Страница 11 из 70
— Конец клубка здесь, Пендрагон, — загадочно произнесла она. — Ты найдешь его, или он найдет тебя.
Коннал озадаченно сдвинул брови, пристально глядя на свою невесту. Он услышал горечь в ее голосе. Нет, перед ним была не та Шинид, которую он помнил. В детстве она была необузданной и беспечной, она не думала о том, что принесет ей завтрашний день. И это ему нравилось. Пожалуй, единственное, что ему в ней нравилось, — то, что она умела жить одним днем и не думать о будущем. Да, теперь она стала взрослой, но что же произошло за эти тринадцать лет? Что могло выхолостить в ней неистощимое жизнелюбие?

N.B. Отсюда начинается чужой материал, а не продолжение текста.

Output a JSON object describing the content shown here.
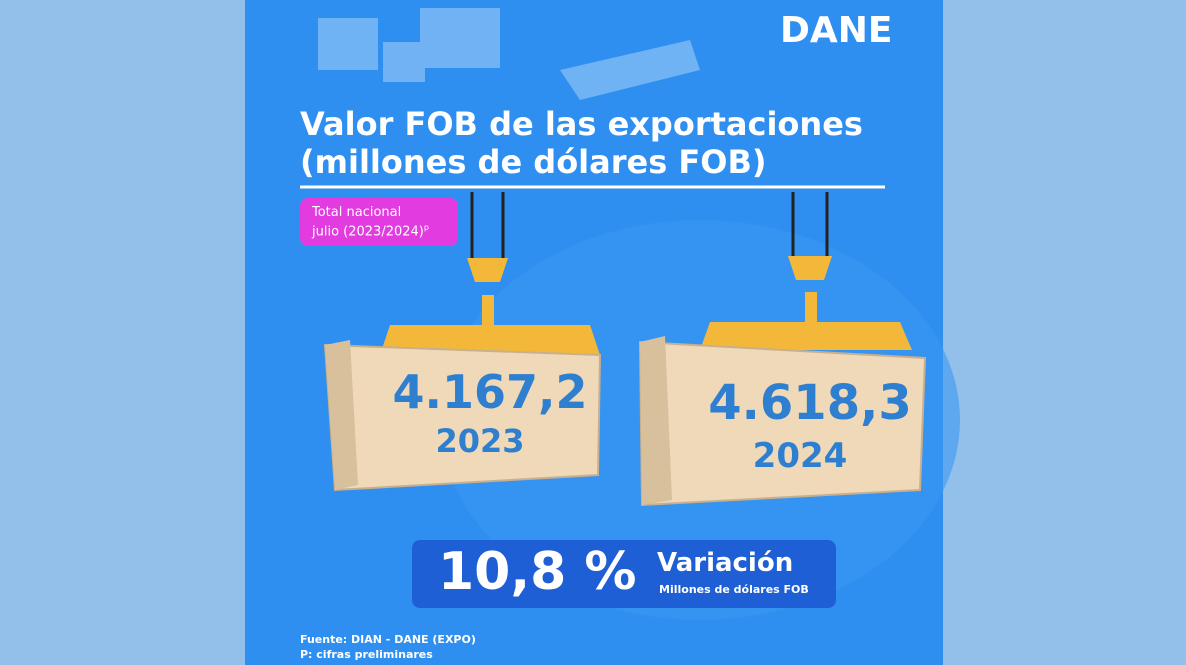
{
  "header": {
    "logo": "DANE"
  },
  "title": {
    "line1": "Valor FOB de las exportaciones",
    "line2": "(millones de dólares FOB)"
  },
  "badge": {
    "line1": "Total nacional",
    "line2": "julio (2023/2024)",
    "superscript": "p"
  },
  "containers": [
    {
      "value": "4.167,2",
      "year": "2023"
    },
    {
      "value": "4.618,3",
      "year": "2024"
    }
  ],
  "variation": {
    "value": "10,8 %",
    "label": "Variación",
    "unit": "Millones de dólares FOB"
  },
  "footer": {
    "source": "Fuente: DIAN - DANE (EXPO)",
    "note": "P: cifras preliminares"
  }
}
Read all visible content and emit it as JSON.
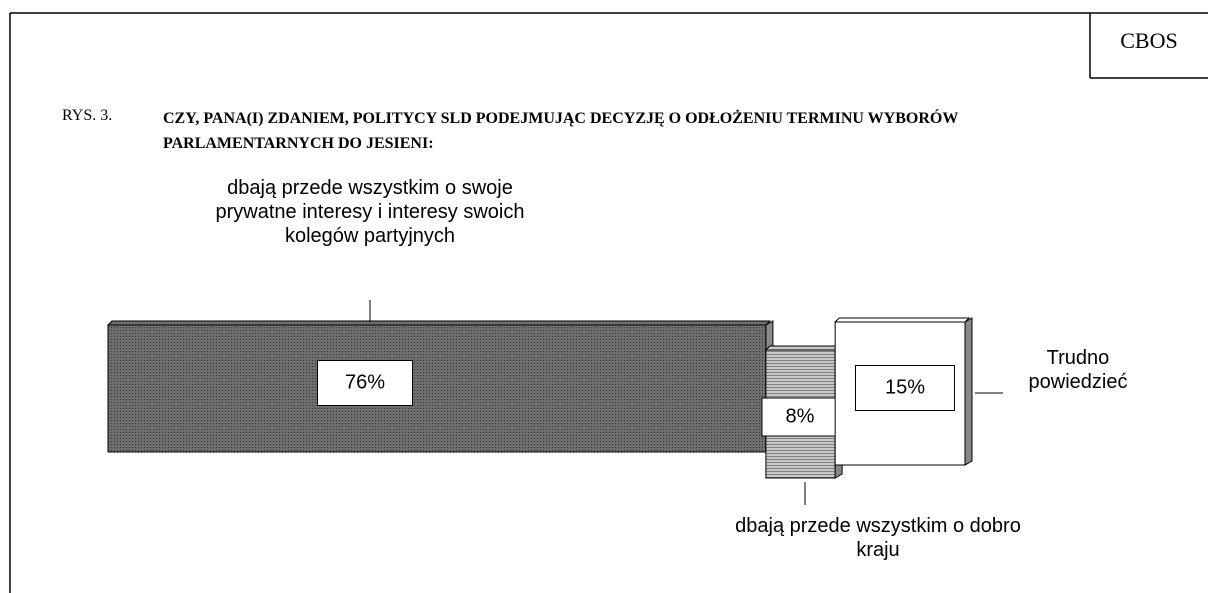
{
  "header": {
    "brand": "CBOS"
  },
  "chart_data": {
    "type": "stacked-bar",
    "figure_label": "RYS. 3.",
    "title": "CZY, PANA(I) ZDANIEM, POLITYCY SLD PODEJMUJĄC DECYZJĘ O ODŁOŻENIU TERMINU WYBORÓW PARLAMENTARNYCH DO JESIENI:",
    "series": [
      {
        "name": "dbają przede wszystkim o swoje prywatne interesy i interesy swoich kolegów partyjnych",
        "color": "#6e6e6e",
        "values": [
          76
        ],
        "value_labels": [
          "76%"
        ]
      },
      {
        "name": "dbają przede wszystkim o dobro kraju",
        "color": "#c8c8c8",
        "values": [
          8
        ],
        "value_labels": [
          "8%"
        ]
      },
      {
        "name": "Trudno powiedzieć",
        "color": "#ffffff",
        "values": [
          15
        ],
        "value_labels": [
          "15%"
        ]
      }
    ]
  }
}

— Я не проведу остаток дней рядом с человеком, который может так легко повернуться спиной к, нуждам своих соотечественников.
— Опять голословные обвинения.
— Неужели? — Шинид отступила на шаг, закрыла глаза и простерла ладони вверх.
«Господи, она снова колдует!»
— Шинид, — с тихой угрозой произнес он, — не надо.
— Испугался, воитель?
Коннал готов был схватить ее и трясти, чтобы заставить остановиться. Еще немного, и ярость его выйдет из-под контроля. Но он не мог отвести от Шинид глаз: от нее исходила энергия, и казалось, сам воздух дрожал от напряжения. И вдруг между ладонями ее возникла светящаяся дуга. Коннал заморгал, испуганно взирая на чудо. Лицо ее хранило безмятежное выражение, роскошные волосы сияли, как расплавленная медь. Он испытывал благоговение, и неизвестно, чего в нем было больше: восторга перед чудом или преклонения перед ее красотой. Когда она колдовала, тело ее начинало светиться, воздух вокруг дрожал, как в жаркой пустыне, рождая миражи. Он грезил о мире и спокойствии, и, глядя на нее, ему начало казаться, что она может создать только для него гармоничный, безмятежный мир. Все четыре стихии: ветер, земля, огонь и вода — все было ей подвластно. Но Шинид была одновременно и над стихиями и частью их — такой же, как огонь или ветер. Коннал вздрогнул, настолько ошеломила его только что открытая им истина.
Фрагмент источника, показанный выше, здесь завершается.